Von Sebastian Dreher
Es gibt Ereignisse im Leben, die so eindrücklich sind, dass man danach eine völlig andere Sicht auf Dinge hat. Roshan Heiler hatte so ein Erlebnis, als sie in der Forschungsabteilung des Bundeskriminalamtes in Wiesbaden arbeitete. „Dort bin ich das erste Mal mit dem Thema Menschenhandel in Berührung gekommen“, erinnert sich die 33-Jährige. „Von da an habe ich Obdachlose, Bettler und Prostituierte mit anderen Augen gesehen.“
Die theoretische Ebene, das Beobachten vom Schreibtisch aus, reichte der studierten Regionalwissenschaftlerin mit Schwerpunkt Lateinamerika bald nicht mehr – sie wollte konkret helfen, wissen, was dahintersteckt. Also nahm sie eine Praktikumsstelle bei SOLWODI („Solidarity with Women in Distress“) in Duisburg an. „Meine Eltern und Freunde haben mich für verrückt erklärt, in so ein Metier zu wechseln, dazu noch unentgeltlich“, sagt sie. Doch bei der Hilfsorganisation fand sie genau das, wonach sie gesucht hat: direkten Kontakt zu den Betroffenen und unmittelbares Feedback auf ihre Arbeit.

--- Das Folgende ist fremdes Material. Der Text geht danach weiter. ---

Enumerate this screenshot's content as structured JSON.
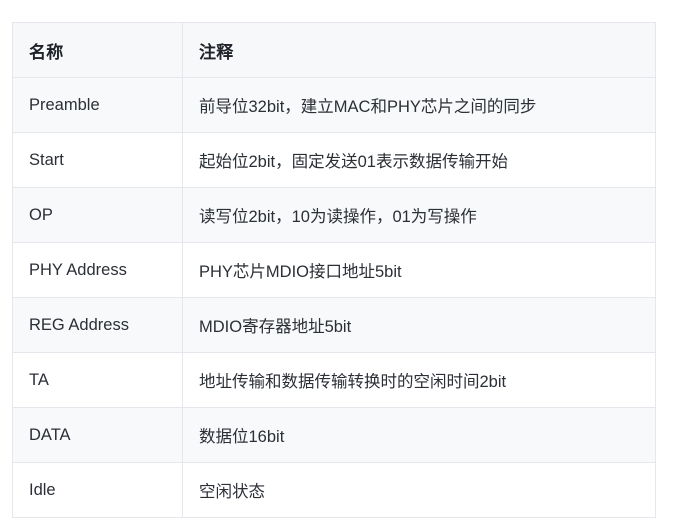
{
  "table": {
    "columns": [
      {
        "key": "name",
        "label": "名称"
      },
      {
        "key": "note",
        "label": "注释"
      }
    ],
    "rows": [
      {
        "name": "Preamble",
        "note": "前导位32bit，建立MAC和PHY芯片之间的同步"
      },
      {
        "name": "Start",
        "note": "起始位2bit，固定发送01表示数据传输开始"
      },
      {
        "name": "OP",
        "note": "读写位2bit，10为读操作，01为写操作"
      },
      {
        "name": "PHY Address",
        "note": "PHY芯片MDIO接口地址5bit"
      },
      {
        "name": "REG Address",
        "note": "MDIO寄存器地址5bit"
      },
      {
        "name": "TA",
        "note": "地址传输和数据传输转换时的空闲时间2bit"
      },
      {
        "name": "DATA",
        "note": "数据位16bit"
      },
      {
        "name": "Idle",
        "note": "空闲状态"
      }
    ]
  },
  "colors": {
    "page_background": "#ffffff",
    "header_background": "#f7f8fa",
    "row_alt_background": "#f8f9fb",
    "row_plain_background": "#ffffff",
    "border": "#e5e7ec",
    "header_text": "#20232a",
    "body_text": "#2b2f36"
  }
}
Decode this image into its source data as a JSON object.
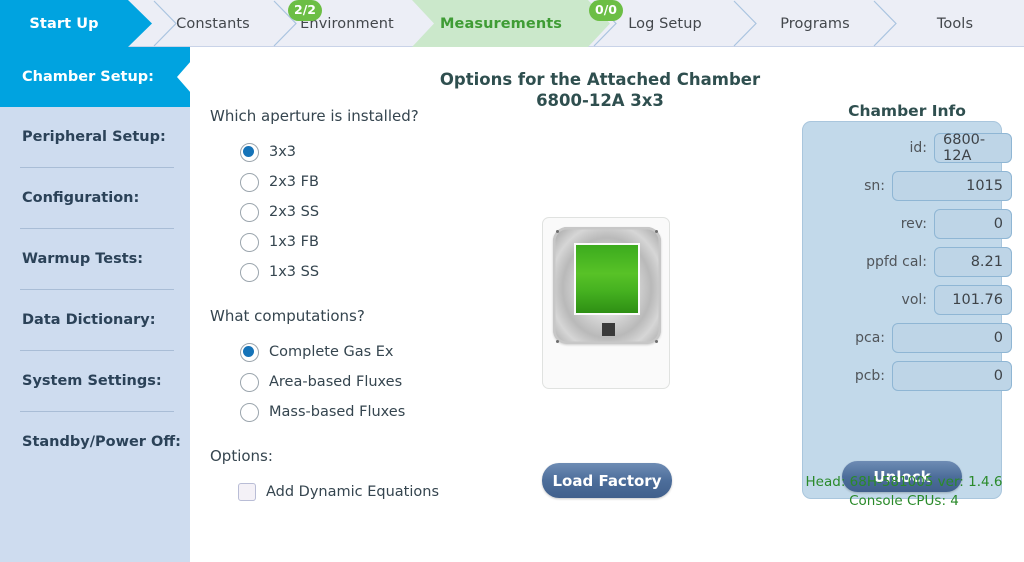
{
  "topnav": {
    "tabs": [
      {
        "label": "Start Up",
        "state": "active"
      },
      {
        "label": "Constants",
        "state": "normal"
      },
      {
        "label": "Environment",
        "state": "normal",
        "badge": "2/2"
      },
      {
        "label": "Measurements",
        "state": "highlight",
        "badge": "0/0"
      },
      {
        "label": "Log Setup",
        "state": "normal"
      },
      {
        "label": "Programs",
        "state": "normal"
      },
      {
        "label": "Tools",
        "state": "normal"
      }
    ],
    "colors": {
      "active_bg": "#00a3e0",
      "highlight_bg": "#cbe8cb",
      "highlight_text": "#3f9c35",
      "badge_bg": "#6cbe45"
    }
  },
  "sidebar": {
    "items": [
      {
        "label": "Chamber Setup:",
        "active": true
      },
      {
        "label": "Peripheral Setup:",
        "active": false
      },
      {
        "label": "Configuration:",
        "active": false
      },
      {
        "label": "Warmup Tests:",
        "active": false
      },
      {
        "label": "Data Dictionary:",
        "active": false
      },
      {
        "label": "System Settings:",
        "active": false
      },
      {
        "label": "Standby/Power Off:",
        "active": false
      }
    ]
  },
  "main": {
    "title_line1": "Options for the Attached Chamber",
    "title_line2": "6800-12A 3x3",
    "aperture_question": "Which aperture is installed?",
    "aperture_options": [
      {
        "label": "3x3",
        "selected": true
      },
      {
        "label": "2x3 FB",
        "selected": false
      },
      {
        "label": "2x3 SS",
        "selected": false
      },
      {
        "label": "1x3 FB",
        "selected": false
      },
      {
        "label": "1x3 SS",
        "selected": false
      }
    ],
    "computation_question": "What computations?",
    "computation_options": [
      {
        "label": "Complete Gas Ex",
        "selected": true
      },
      {
        "label": "Area-based Fluxes",
        "selected": false
      },
      {
        "label": "Mass-based Fluxes",
        "selected": false
      }
    ],
    "options_question": "Options:",
    "option_checkboxes": [
      {
        "label": "Add Dynamic Equations",
        "checked": false
      }
    ],
    "load_factory_label": "Load Factory"
  },
  "chamber_info": {
    "title": "Chamber Info",
    "fields": [
      {
        "label": "id:",
        "value": "6800-12A",
        "width": "narrow"
      },
      {
        "label": "sn:",
        "value": "1015",
        "width": "wide"
      },
      {
        "label": "rev:",
        "value": "0",
        "width": "narrow"
      },
      {
        "label": "ppfd cal:",
        "value": "8.21",
        "width": "narrow"
      },
      {
        "label": "vol:",
        "value": "101.76",
        "width": "narrow"
      },
      {
        "label": "pca:",
        "value": "0",
        "width": "wide"
      },
      {
        "label": "pcb:",
        "value": "0",
        "width": "wide"
      }
    ],
    "unlock_label": "Unlock",
    "head_info": "Head: 68H-581005 ver: 1.4.6",
    "console_info": "Console CPUs: 4"
  }
}
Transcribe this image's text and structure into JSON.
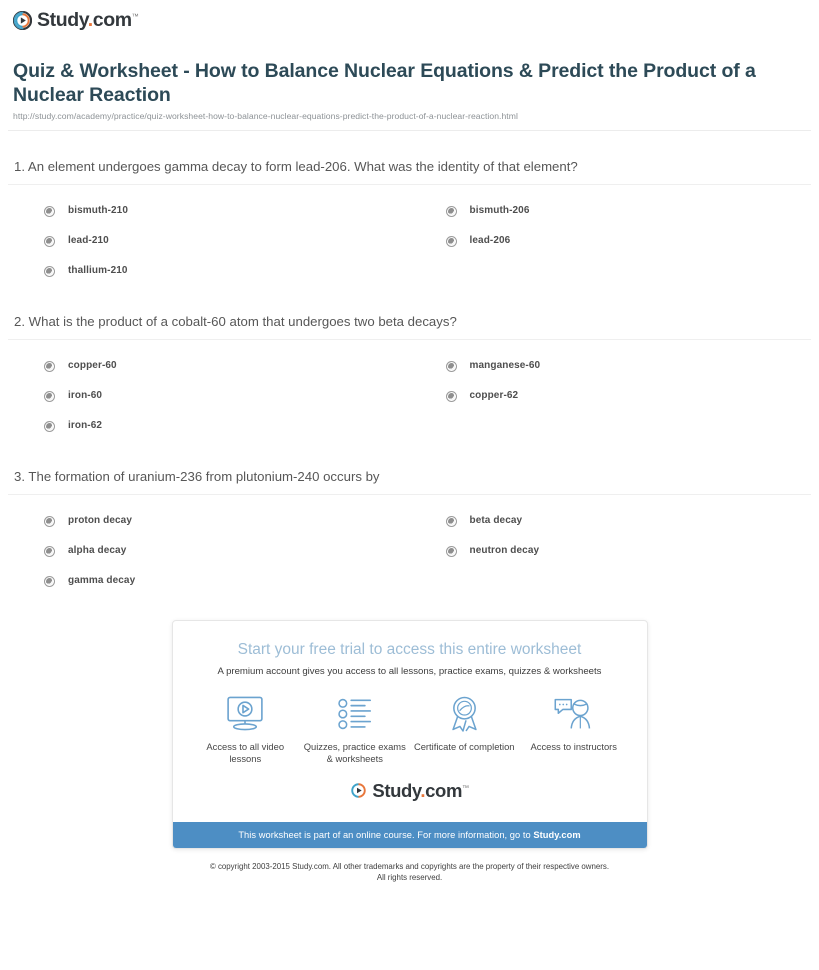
{
  "brand": {
    "name_main": "Study",
    "name_dot": ".",
    "name_tld": "com",
    "trademark": "™",
    "play_icon": "play-circle-icon"
  },
  "header": {
    "title": "Quiz & Worksheet - How to Balance Nuclear Equations & Predict the Product of a Nuclear Reaction",
    "url": "http://study.com/academy/practice/quiz-worksheet-how-to-balance-nuclear-equations-predict-the-product-of-a-nuclear-reaction.html"
  },
  "questions": [
    {
      "text": "1. An element undergoes gamma decay to form lead-206. What was the identity of that element?",
      "options": [
        "bismuth-210",
        "bismuth-206",
        "lead-210",
        "lead-206",
        "thallium-210"
      ]
    },
    {
      "text": "2. What is the product of a cobalt-60 atom that undergoes two beta decays?",
      "options": [
        "copper-60",
        "manganese-60",
        "iron-60",
        "copper-62",
        "iron-62"
      ]
    },
    {
      "text": "3. The formation of uranium-236 from plutonium-240 occurs by",
      "options": [
        "proton decay",
        "beta decay",
        "alpha decay",
        "neutron decay",
        "gamma decay"
      ]
    }
  ],
  "promo": {
    "heading": "Start your free trial to access this entire worksheet",
    "subheading": "A premium account gives you access to all lessons, practice exams, quizzes & worksheets",
    "features": [
      {
        "icon": "monitor-video-icon",
        "label": "Access to all video lessons"
      },
      {
        "icon": "checklist-icon",
        "label": "Quizzes, practice exams & worksheets"
      },
      {
        "icon": "award-ribbon-icon",
        "label": "Certificate of completion"
      },
      {
        "icon": "instructor-chat-icon",
        "label": "Access to instructors"
      }
    ],
    "banner_text": "This worksheet is part of an online course. For more information, go to ",
    "banner_link": "Study.com",
    "banner_color": "#4d8ec4"
  },
  "footer": {
    "line1": "© copyright 2003-2015 Study.com. All other trademarks and copyrights are the property of their respective owners.",
    "line2": "All rights reserved."
  },
  "colors": {
    "title": "#2d4a57",
    "promo_heading": "#9dbdd6",
    "accent_orange": "#e8763a",
    "icon_blue": "#6ba3cf"
  }
}
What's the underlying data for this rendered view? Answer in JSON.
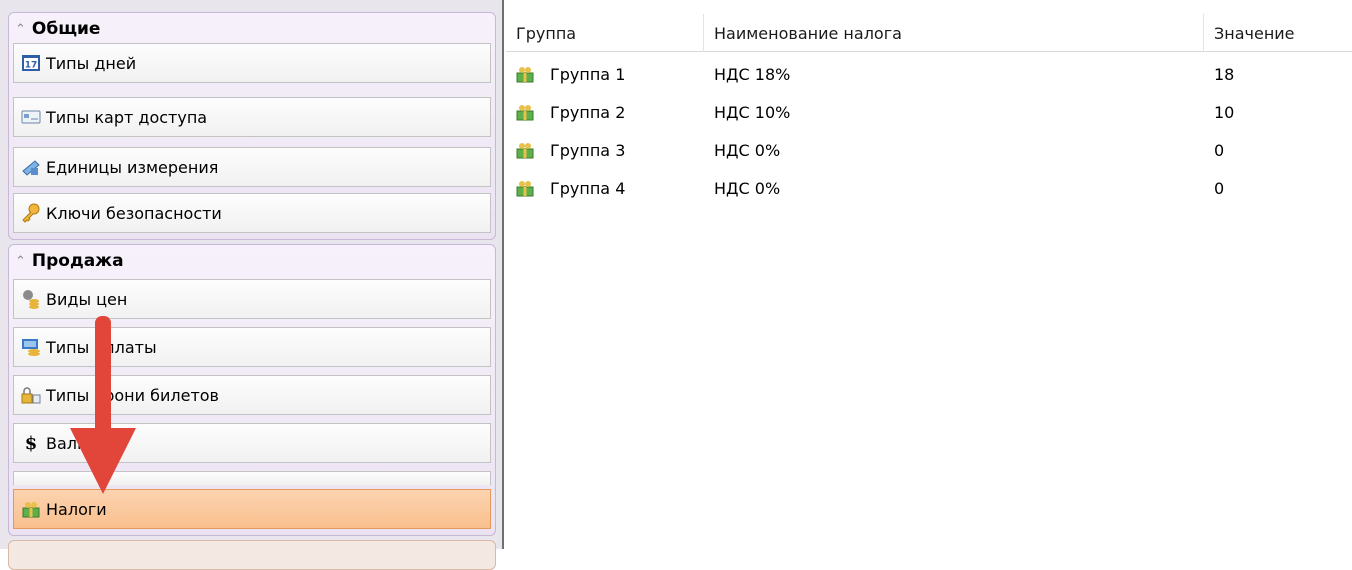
{
  "nav": {
    "general": {
      "title": "Общие",
      "items": [
        {
          "label": "Типы дней",
          "icon": "calendar-icon"
        },
        {
          "label": "Типы карт доступа",
          "icon": "access-card-icon"
        },
        {
          "label": "Единицы измерения",
          "icon": "measure-units-icon"
        },
        {
          "label": "Ключи безопасности",
          "icon": "key-icon"
        }
      ]
    },
    "sales": {
      "title": "Продажа",
      "items": [
        {
          "label": "Виды цен",
          "icon": "coins-icon"
        },
        {
          "label": "Типы оплаты",
          "icon": "payment-icon"
        },
        {
          "label": "Типы брони билетов",
          "icon": "lock-tickets-icon"
        },
        {
          "label": "Валюта",
          "icon": "dollar-icon"
        },
        {
          "label": "Налоги",
          "icon": "tax-gift-icon",
          "selected": true
        }
      ]
    }
  },
  "grid": {
    "columns": [
      "Группа",
      "Наименование налога",
      "Значение"
    ],
    "rows": [
      {
        "group": "Группа 1",
        "name": "НДС 18%",
        "value": "18"
      },
      {
        "group": "Группа 2",
        "name": "НДС 10%",
        "value": "10"
      },
      {
        "group": "Группа 3",
        "name": "НДС 0%",
        "value": "0"
      },
      {
        "group": "Группа 4",
        "name": "НДС 0%",
        "value": "0"
      }
    ]
  },
  "colors": {
    "selected_bg": "#f9c08e",
    "arrow": "#e2463a",
    "panel_bg": "#e9e5ec"
  }
}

Zur Normalität zurückfinden
„Ich habe mit Frauen zusammengewohnt, die aus der Zwangsprostitution gerettet worden sind.“ Dazu wurden die Betroffenen in geschützten Wohnungen untergebracht und rund um die Uhr betreut. Die Standorte der SOLWODI-Wohnungen müssen geheim gehalten werden, zu groß ist die Gefahr, dass Zuhälter und Menschenhändler die Frauen mit Gewalt zurückholen wollen. Bei ihren Betreuungen machte Heiler eine ganz intensive und erstaunliche Beobachtung: trotz der unfassbaren Leidensgeschichten konnten die Frauen in der Obhut doch wieder zu einer Normalität finden, wieder lachen, Kraft und Hoffnung schöpfen. „Ich habe in dieser Zeit einen großen Respekt vor der menschlichen Natur gelernt.“
Positive Erfahrungen
Ohne diese positiven Erfahrungen würde sie bei ihrer jetzigen Arbeit in Aachen angesichts des Elends und der Ungerechtigkeiten hin und wieder verzweifeln, wie sie gesteht. Etwa bei dem Fall im letzten April, als eine minderjährige Nigerianerin mit Mühe und Not vor ihren Peinigern flüchten konnte, die sie wie eine Sklavin gehalten hatten – die 17-Jährige konnte sich nicht mal mehr erinnern, wo sie gefangen gehalten wurde. Momentan ist das Mädchen in einer der geheimen Schutzwohnungen untergebracht.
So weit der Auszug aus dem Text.